Vivi resopló, haciendo que fuera fácil para mí visualizar su sonrisa.

—Estaré bien. Gracias por el apoyo.

—Eso es lo que hacen las hermanas. Y en serio, si Allen te mira raro, házmelo saber. Dile que estoy a solo un vuelo de distancia. Hay mucha gente rica aquí, así que tendré para elegir transporte.

Broadrick me miró con una ceja completamente más alta mientras me despedía de mi hermana y le prometía que le iría genial como estudiante universitaria.

—¿Qué? —pregunté mientras dejaba el teléfono en la mesita de noche a mi lado, aunque ambos sabíamos por qué tenía esa ceja levantada.

Broadrick se acercó más, de modo que quedamos cabeza con cabeza.

—¿Cuánto debería preocuparme que estés bromeando alegremente sobre robar un helicóptero?

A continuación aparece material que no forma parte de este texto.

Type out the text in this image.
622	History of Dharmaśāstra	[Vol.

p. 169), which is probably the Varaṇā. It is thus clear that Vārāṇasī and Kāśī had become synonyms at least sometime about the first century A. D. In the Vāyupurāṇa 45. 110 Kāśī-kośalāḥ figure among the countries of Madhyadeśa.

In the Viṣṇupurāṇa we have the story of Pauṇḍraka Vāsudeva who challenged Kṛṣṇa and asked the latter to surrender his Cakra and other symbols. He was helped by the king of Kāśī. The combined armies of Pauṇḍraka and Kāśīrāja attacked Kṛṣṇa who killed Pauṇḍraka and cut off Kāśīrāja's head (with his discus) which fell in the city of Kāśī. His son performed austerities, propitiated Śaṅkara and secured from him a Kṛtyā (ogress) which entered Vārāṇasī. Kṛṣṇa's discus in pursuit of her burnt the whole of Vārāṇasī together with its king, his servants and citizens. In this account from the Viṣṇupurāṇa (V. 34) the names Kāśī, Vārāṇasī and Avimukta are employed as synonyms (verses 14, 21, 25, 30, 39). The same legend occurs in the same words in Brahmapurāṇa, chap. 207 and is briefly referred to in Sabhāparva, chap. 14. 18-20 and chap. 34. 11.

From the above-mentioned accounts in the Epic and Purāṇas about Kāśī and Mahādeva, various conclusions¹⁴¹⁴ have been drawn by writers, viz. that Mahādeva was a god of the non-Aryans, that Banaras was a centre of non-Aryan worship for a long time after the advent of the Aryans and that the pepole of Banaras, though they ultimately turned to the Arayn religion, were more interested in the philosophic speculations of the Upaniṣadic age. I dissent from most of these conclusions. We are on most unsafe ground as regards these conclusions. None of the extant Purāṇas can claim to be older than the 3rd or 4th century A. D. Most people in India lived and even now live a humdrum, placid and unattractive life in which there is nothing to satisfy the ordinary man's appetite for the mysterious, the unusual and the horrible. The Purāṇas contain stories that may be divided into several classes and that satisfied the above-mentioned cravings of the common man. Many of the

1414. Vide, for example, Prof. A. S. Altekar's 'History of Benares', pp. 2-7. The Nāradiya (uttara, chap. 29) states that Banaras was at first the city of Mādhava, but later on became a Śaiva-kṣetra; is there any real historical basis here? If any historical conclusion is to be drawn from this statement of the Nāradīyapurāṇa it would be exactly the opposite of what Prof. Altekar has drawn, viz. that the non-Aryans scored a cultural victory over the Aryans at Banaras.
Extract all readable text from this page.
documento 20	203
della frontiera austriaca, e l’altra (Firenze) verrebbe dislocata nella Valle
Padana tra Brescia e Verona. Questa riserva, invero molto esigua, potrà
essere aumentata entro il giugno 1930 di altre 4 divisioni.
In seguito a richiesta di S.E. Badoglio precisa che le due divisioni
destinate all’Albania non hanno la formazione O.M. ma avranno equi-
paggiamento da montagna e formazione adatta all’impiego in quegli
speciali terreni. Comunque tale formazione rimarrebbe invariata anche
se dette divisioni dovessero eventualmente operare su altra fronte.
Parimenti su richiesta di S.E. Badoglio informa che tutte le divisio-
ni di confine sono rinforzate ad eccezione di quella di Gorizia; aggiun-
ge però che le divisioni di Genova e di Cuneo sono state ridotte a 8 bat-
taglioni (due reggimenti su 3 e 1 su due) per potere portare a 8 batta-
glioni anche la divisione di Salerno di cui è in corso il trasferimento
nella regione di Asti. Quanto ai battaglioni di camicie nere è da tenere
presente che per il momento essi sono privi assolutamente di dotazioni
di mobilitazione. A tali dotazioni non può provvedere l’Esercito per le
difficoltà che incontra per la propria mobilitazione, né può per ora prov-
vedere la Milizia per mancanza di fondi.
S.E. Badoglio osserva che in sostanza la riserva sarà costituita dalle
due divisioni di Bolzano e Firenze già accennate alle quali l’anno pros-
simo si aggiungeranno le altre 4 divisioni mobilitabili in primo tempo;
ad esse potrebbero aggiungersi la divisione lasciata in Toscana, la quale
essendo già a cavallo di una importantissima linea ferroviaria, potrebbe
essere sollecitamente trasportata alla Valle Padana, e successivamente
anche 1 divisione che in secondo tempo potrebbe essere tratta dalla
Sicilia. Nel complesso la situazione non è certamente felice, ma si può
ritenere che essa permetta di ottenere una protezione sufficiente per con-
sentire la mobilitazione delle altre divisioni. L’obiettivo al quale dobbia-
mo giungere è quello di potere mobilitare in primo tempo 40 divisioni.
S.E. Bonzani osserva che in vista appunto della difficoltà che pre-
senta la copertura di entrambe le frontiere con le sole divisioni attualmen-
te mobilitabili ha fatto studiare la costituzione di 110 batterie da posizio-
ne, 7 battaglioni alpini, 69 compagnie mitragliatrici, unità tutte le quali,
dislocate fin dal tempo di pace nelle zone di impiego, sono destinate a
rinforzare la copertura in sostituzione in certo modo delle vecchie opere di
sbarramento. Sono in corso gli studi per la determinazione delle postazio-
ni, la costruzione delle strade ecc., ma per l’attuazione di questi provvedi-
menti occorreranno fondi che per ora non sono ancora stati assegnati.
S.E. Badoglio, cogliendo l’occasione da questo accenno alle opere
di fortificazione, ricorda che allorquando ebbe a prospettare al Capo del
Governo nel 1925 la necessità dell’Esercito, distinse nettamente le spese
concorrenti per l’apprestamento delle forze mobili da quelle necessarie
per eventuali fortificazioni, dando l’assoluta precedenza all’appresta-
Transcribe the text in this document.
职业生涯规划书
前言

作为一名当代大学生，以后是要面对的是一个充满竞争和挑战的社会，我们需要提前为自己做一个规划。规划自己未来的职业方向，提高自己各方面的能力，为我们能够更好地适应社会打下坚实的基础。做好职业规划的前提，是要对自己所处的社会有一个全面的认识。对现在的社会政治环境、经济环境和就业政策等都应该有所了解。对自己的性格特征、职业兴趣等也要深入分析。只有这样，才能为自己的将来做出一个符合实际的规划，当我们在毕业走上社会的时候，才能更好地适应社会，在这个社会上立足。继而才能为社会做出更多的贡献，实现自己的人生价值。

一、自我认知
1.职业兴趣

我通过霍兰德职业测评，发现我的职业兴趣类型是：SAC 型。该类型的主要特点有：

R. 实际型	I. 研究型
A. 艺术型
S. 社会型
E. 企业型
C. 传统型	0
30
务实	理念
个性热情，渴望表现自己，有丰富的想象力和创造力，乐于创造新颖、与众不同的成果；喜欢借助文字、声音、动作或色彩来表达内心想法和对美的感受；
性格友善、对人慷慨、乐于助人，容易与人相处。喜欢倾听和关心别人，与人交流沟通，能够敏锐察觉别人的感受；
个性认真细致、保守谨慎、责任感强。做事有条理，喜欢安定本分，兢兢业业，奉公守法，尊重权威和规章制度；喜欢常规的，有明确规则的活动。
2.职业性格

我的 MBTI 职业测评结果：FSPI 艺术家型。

Me reí y me acerqué más a él, para que nuestros hombros se tocaran.

—Solo un poco.

—Me gusta escuchar eso de ti otra vez —dijo con una sonrisa correspondiente.

Levanté mi ceja para igualar la suya anterior.

—¿Te gusta escuchar que solo estoy un poco en serio sobre robar el helicóptero?

—No —Broadrick me golpeó con su hombro—. Me gusta escucharte reír de nuevo.

Lo que sea.

Puse los ojos en blanco dramáticamente hacia él. No es como si no me hubiera reído en absoluto las últimas semanas. Las cosas habían estado un poco tensas desde que todo sucedió y nos mudamos a la isla. Pero también tenía un punto. Me sentía mejor, más ligera, más feliz últimamente. ¿Sería que había vuelto a subirme al caballo —el caballo del asesinato— y había tomado el caso de Melissa? A mi cerebro le encantaba juntar todas las pistas y resolver el rompecabezas. Incluso si en ese momento no tenía nada con qué avanzar.